The second major announcement was OpenAI changing the focus from the original text completions and instruct models to chat completion models. The chat models have structured prompting with system, assistant and user roles. It is more conversational.

Why is it important? GPT-4 is more powerful than GPT-3.5. But many developers were hampered by the fact that an API wasn’t readily available.

The instruct and text completion to chat completion is a downer. The chat models are well..chatty. It needs to add more context and stuff like “As an AI..”. It takes multiple tries to stop it from outputting anything but the required text or code. The functional calling feature in chat completion might be added for this exact purpose.

What’s next? With GPT-4 API’s availability I expect more apps using GPT to be released in the coming months.

3. Copyright and Google Scraping

Copyright continues to be a challenge for Generative AI. This week saw some interesting news stories.

First, Steam responded to claims about banning a Redditor’s game. We discussed this story last week. The Redditor got banned from Steam for using AI-generated art. Steam’s response is that the policies were dictated by the current copyright laws.

Secondly, there are a couple of lawsuits from book authors in both the UK and US.

In the US, Sarah Silverman and authors Christopher Golden and Richard Kadrey have sued OpenAI and Llama. The issue is somewhat glaring with Llama as it indirectly used data from shadow libraries.

While this is happening Google has updated its privacy policy. The policy now says:

For example, we may collect information that’s publicly available online or from other public sources to help train Google’s AI models and build products and features like Google Translate, Bard, and Cloud AI capabilities. Or, if your business’s information appears on a website, we may index and display it on Google services.

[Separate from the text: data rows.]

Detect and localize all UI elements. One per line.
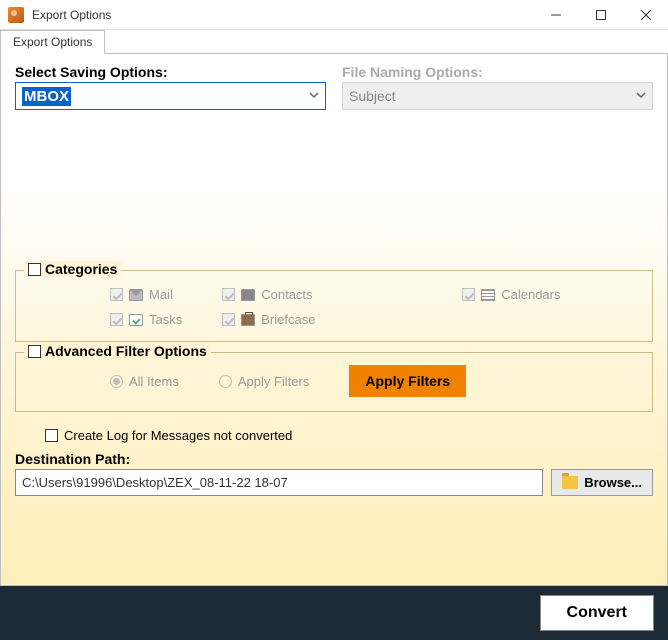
checkbox-disabled [110,288,123,301]
radio-all-items-label: All Items [129,374,179,389]
chevron-down-icon [636,87,646,105]
convert-button[interactable]: Convert [540,595,654,631]
destination-label: Destination Path: [15,451,653,467]
category-contacts: Contacts [222,287,422,302]
contacts-icon [241,289,255,301]
file-naming-select: Subject [342,82,653,110]
category-tasks: Tasks [110,312,182,327]
category-mail-label: Mail [149,287,173,302]
apply-filters-button[interactable]: Apply Filters [349,365,466,397]
create-log-checkbox[interactable] [45,429,58,442]
category-calendars: Calendars [462,287,560,302]
advanced-filter-checkbox[interactable] [28,345,41,358]
category-briefcase: Briefcase [222,312,422,327]
calendar-icon [481,289,495,301]
saving-options-label: Select Saving Options: [15,64,326,80]
create-log-row: Create Log for Messages not converted [45,428,653,443]
window-title: Export Options [32,8,533,22]
category-contacts-label: Contacts [261,287,312,302]
advanced-filter-legend: Advanced Filter Options [24,343,211,359]
tab-label: Export Options [13,35,92,49]
app-icon [8,7,24,23]
categories-checkbox[interactable] [28,263,41,276]
checkbox-disabled [110,313,123,326]
categories-fieldset: Categories Mail Tasks Contac [15,270,653,342]
close-button[interactable] [623,0,668,29]
radio-icon [219,375,232,388]
saving-options-value: MBOX [22,87,71,106]
advanced-filter-fieldset: Advanced Filter Options All Items Apply … [15,352,653,412]
radio-apply-filters: Apply Filters [219,374,310,389]
tasks-icon [129,314,143,326]
create-log-label: Create Log for Messages not converted [64,428,292,443]
titlebar: Export Options [0,0,668,30]
checkbox-disabled [462,288,475,301]
form-area: Select Saving Options: MBOX File Naming … [0,54,668,586]
chevron-down-icon [309,87,319,105]
category-tasks-label: Tasks [149,312,182,327]
checkbox-disabled [222,313,235,326]
destination-path-input[interactable] [15,469,543,496]
browse-button[interactable]: Browse... [551,469,653,496]
category-calendars-label: Calendars [501,287,560,302]
checkbox-disabled [222,288,235,301]
minimize-button[interactable] [533,0,578,29]
browse-button-label: Browse... [584,475,642,490]
tab-row: Export Options [0,30,668,54]
radio-all-items: All Items [110,374,179,389]
footer: Convert [0,586,668,640]
briefcase-icon [241,314,255,326]
categories-legend: Categories [24,261,121,277]
category-briefcase-label: Briefcase [261,312,315,327]
maximize-button[interactable] [578,0,623,29]
folder-icon [562,476,578,489]
file-naming-value: Subject [349,88,396,104]
category-mail: Mail [110,287,182,302]
mail-icon [129,289,143,301]
radio-apply-filters-label: Apply Filters [238,374,310,389]
tab-export-options[interactable]: Export Options [0,30,105,54]
window-controls [533,0,668,29]
advanced-filter-legend-label: Advanced Filter Options [45,343,207,359]
categories-legend-label: Categories [45,261,117,277]
file-naming-label: File Naming Options: [342,64,653,80]
saving-options-select[interactable]: MBOX [15,82,326,110]
radio-icon [110,375,123,388]
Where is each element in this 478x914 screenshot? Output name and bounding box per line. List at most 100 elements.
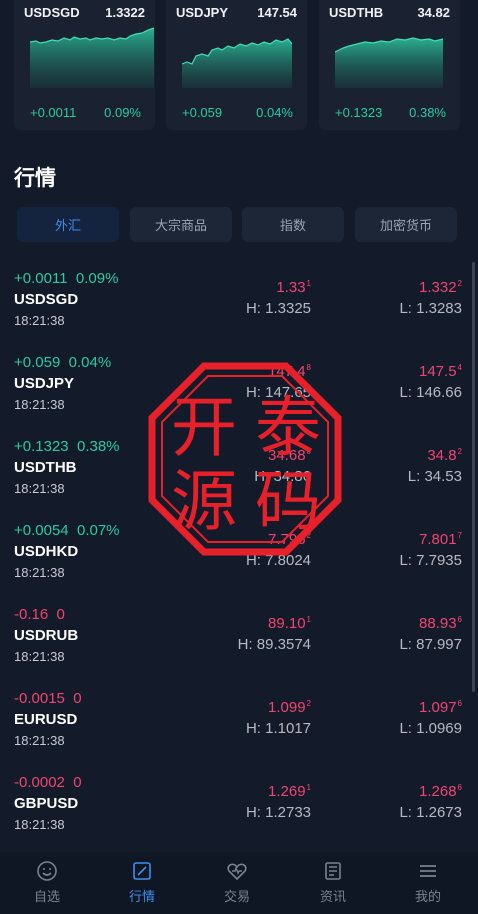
row-low: L: 34.53 bbox=[407, 468, 462, 485]
nav-item-trade[interactable]: 交易 bbox=[197, 860, 277, 905]
change-percent: 0.07% bbox=[76, 522, 120, 539]
row-symbol: USDTHB bbox=[14, 459, 77, 476]
market-card-usdsgd[interactable]: USDSGD 1.3322 +0.0011 0.09% bbox=[14, 0, 155, 130]
heart-pulse-icon bbox=[227, 863, 247, 881]
row-low: L: 1.0969 bbox=[399, 720, 462, 737]
ask-sup: 2 bbox=[457, 279, 462, 288]
ask-value: 7.801 bbox=[419, 531, 457, 548]
row-ask: 1.3322 bbox=[419, 279, 462, 296]
row-symbol: USDRUB bbox=[14, 627, 79, 644]
change-percent: 0.04% bbox=[68, 354, 112, 371]
row-time: 18:21:38 bbox=[14, 397, 65, 412]
row-bid: 7.7962 bbox=[268, 531, 311, 548]
scrollbar[interactable] bbox=[472, 262, 475, 692]
bid-sup: 1 bbox=[306, 783, 311, 792]
bid-sup: 1 bbox=[306, 615, 311, 624]
ask-sup: 6 bbox=[457, 615, 462, 624]
menu-icon bbox=[420, 865, 436, 877]
row-bid: 89.101 bbox=[268, 615, 311, 632]
row-low: L: 1.2673 bbox=[399, 804, 462, 821]
row-change: +0.1323 0.38% bbox=[14, 438, 120, 455]
row-ask: 88.936 bbox=[419, 615, 462, 632]
bid-value: 89.10 bbox=[268, 615, 306, 632]
nav-item-news[interactable]: 资讯 bbox=[293, 860, 373, 905]
row-symbol: EURUSD bbox=[14, 711, 78, 728]
card-symbol: USDSGD bbox=[24, 5, 80, 20]
change-value: +0.059 bbox=[14, 354, 61, 371]
change-value: -0.0015 bbox=[14, 690, 65, 707]
row-high: H: 34.86 bbox=[254, 468, 311, 485]
row-ask: 7.8017 bbox=[419, 531, 462, 548]
section-title: 行情 bbox=[14, 166, 56, 190]
row-bid: 147.48 bbox=[268, 363, 311, 380]
row-ask: 147.54 bbox=[419, 363, 462, 380]
row-time: 18:21:38 bbox=[14, 481, 65, 496]
ask-value: 88.93 bbox=[419, 615, 457, 632]
nav-item-market[interactable]: 行情 bbox=[102, 860, 182, 905]
row-low: L: 7.7935 bbox=[399, 552, 462, 569]
quote-row[interactable]: +0.059 0.04% USDJPY 18:21:38 147.48 147.54 H:… bbox=[0, 346, 478, 430]
quote-row[interactable]: +0.1323 0.38% USDTHB 18:21:38 34.688 34.82 H:… bbox=[0, 430, 478, 514]
change-value: -0.0002 bbox=[14, 774, 65, 791]
nav-label: 资讯 bbox=[319, 890, 346, 905]
bid-value: 1.33 bbox=[276, 279, 306, 296]
row-time: 18:21:38 bbox=[14, 649, 65, 664]
row-time: 18:21:38 bbox=[14, 313, 65, 328]
ask-value: 1.097 bbox=[419, 699, 457, 716]
change-value: -0.16 bbox=[14, 606, 49, 623]
row-change: -0.0015 0 bbox=[14, 690, 82, 707]
row-high: H: 147.65 bbox=[245, 384, 311, 401]
nav-item-watchlist[interactable]: 自选 bbox=[7, 860, 87, 905]
card-percent: 0.09% bbox=[104, 105, 141, 120]
change-value: +0.0054 bbox=[14, 522, 69, 539]
market-card-usdthb[interactable]: USDTHB 34.82 +0.1323 0.38% bbox=[319, 0, 460, 130]
row-change: -0.16 0 bbox=[14, 606, 65, 623]
bid-sup: 1 bbox=[306, 279, 311, 288]
quote-row[interactable]: +0.0054 0.07% USDHKD 18:21:38 7.7962 7.8017 H… bbox=[0, 514, 478, 598]
row-ask: 1.2686 bbox=[419, 783, 462, 800]
news-icon bbox=[325, 862, 341, 880]
sparkline-chart bbox=[335, 37, 443, 88]
sparkline-chart bbox=[30, 27, 154, 88]
row-low: L: 146.66 bbox=[399, 384, 462, 401]
quote-row[interactable]: +0.0011 0.09% USDSGD 18:21:38 1.331 1.3322 H:… bbox=[0, 262, 478, 346]
row-symbol: USDHKD bbox=[14, 543, 79, 560]
ask-value: 1.332 bbox=[419, 279, 457, 296]
ask-sup: 7 bbox=[457, 531, 462, 540]
smiley-icon bbox=[37, 861, 57, 881]
row-change: +0.0054 0.07% bbox=[14, 522, 120, 539]
nav-label: 自选 bbox=[33, 890, 60, 905]
card-symbol: USDJPY bbox=[176, 5, 229, 20]
row-time: 18:21:38 bbox=[14, 565, 65, 580]
tab-commodities[interactable]: 大宗商品 bbox=[130, 207, 232, 242]
ask-sup: 2 bbox=[457, 447, 462, 456]
market-card-usdjpy[interactable]: USDJPY 147.54 +0.059 0.04% bbox=[166, 0, 307, 130]
bid-value: 7.796 bbox=[268, 531, 306, 548]
row-change: +0.0011 0.09% bbox=[14, 270, 118, 287]
row-symbol: USDJPY bbox=[14, 375, 75, 392]
card-price: 34.82 bbox=[417, 5, 450, 20]
change-percent: 0.38% bbox=[76, 438, 120, 455]
tab-indices[interactable]: 指数 bbox=[242, 207, 344, 242]
row-low: L: 87.997 bbox=[399, 636, 462, 653]
row-bid: 1.331 bbox=[276, 279, 311, 296]
quote-row[interactable]: -0.16 0 USDRUB 18:21:38 89.101 88.936 H: 89.3… bbox=[0, 598, 478, 682]
bid-sup: 2 bbox=[306, 531, 311, 540]
row-time: 18:21:38 bbox=[14, 817, 65, 832]
tab-crypto[interactable]: 加密货币 bbox=[355, 207, 457, 242]
row-high: H: 89.3574 bbox=[237, 636, 311, 653]
row-bid: 34.688 bbox=[268, 447, 311, 464]
category-tabs: 外汇 大宗商品 指数 加密货币 bbox=[17, 207, 457, 243]
bid-sup: 2 bbox=[306, 699, 311, 708]
card-change: +0.059 bbox=[182, 105, 223, 120]
quote-row[interactable]: -0.0015 0 EURUSD 18:21:38 1.0992 1.0976 H: 1.… bbox=[0, 682, 478, 766]
row-high: H: 1.2733 bbox=[245, 804, 311, 821]
card-change: +0.0011 bbox=[30, 105, 77, 120]
nav-item-profile[interactable]: 我的 bbox=[388, 860, 468, 905]
row-high: H: 7.8024 bbox=[245, 552, 311, 569]
ask-sup: 6 bbox=[457, 699, 462, 708]
ask-value: 147.5 bbox=[419, 363, 457, 380]
quote-row[interactable]: -0.0002 0 GBPUSD 18:21:38 1.2691 1.2686 H: 1.… bbox=[0, 766, 478, 850]
tab-forex[interactable]: 外汇 bbox=[17, 207, 119, 242]
card-symbol: USDTHB bbox=[329, 5, 384, 20]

Google maintains a history of changes. So, you can view this change.

What’s next? Last week I noted that most of the Reddit data is free and maybe people cannot sue for it. But looking at these privacy changes from Google, I might be wrong. Things might be free to read but not reproducible or at least used for AI training. This is going to be an interesting copyright battle for the LLMs.

🗞️10 AI news highlights and interesting reads

  1. While everyone wants their data out of ChatGPT, the performance has been taking a hit. An interesting discussion on the OpenAI forums.

  1. OpenAI says we need systems to steer and control AI systems. While RLHF is great, it doesn’t work for machines smarter than us. So, they are building an automated system to align and control systems. This reminds of the famous quote - Quis custodiet ipsos custodes? Or Who will watch the watchers? As in who will align these supposedly smart automated systems?

  1. As a programmer, Langchain might be pointless.

  1. New York City to regulate how AI is used in hiring. The idea is to stop the in-built bias AI tools might have.

  1. Using GPT-4 to frustrate scammers. Though what happens once scammers can generate endless scam calls?

  1. Everyone wants to build a chabot for answering questions. But what if customers don’t want chatbots?

🧑‍🎓3 Learning Resources

  1. DeepLearning.AI’s - Generative AI with LLM

That’s it folks. Thank you for reading and have a great week ahead.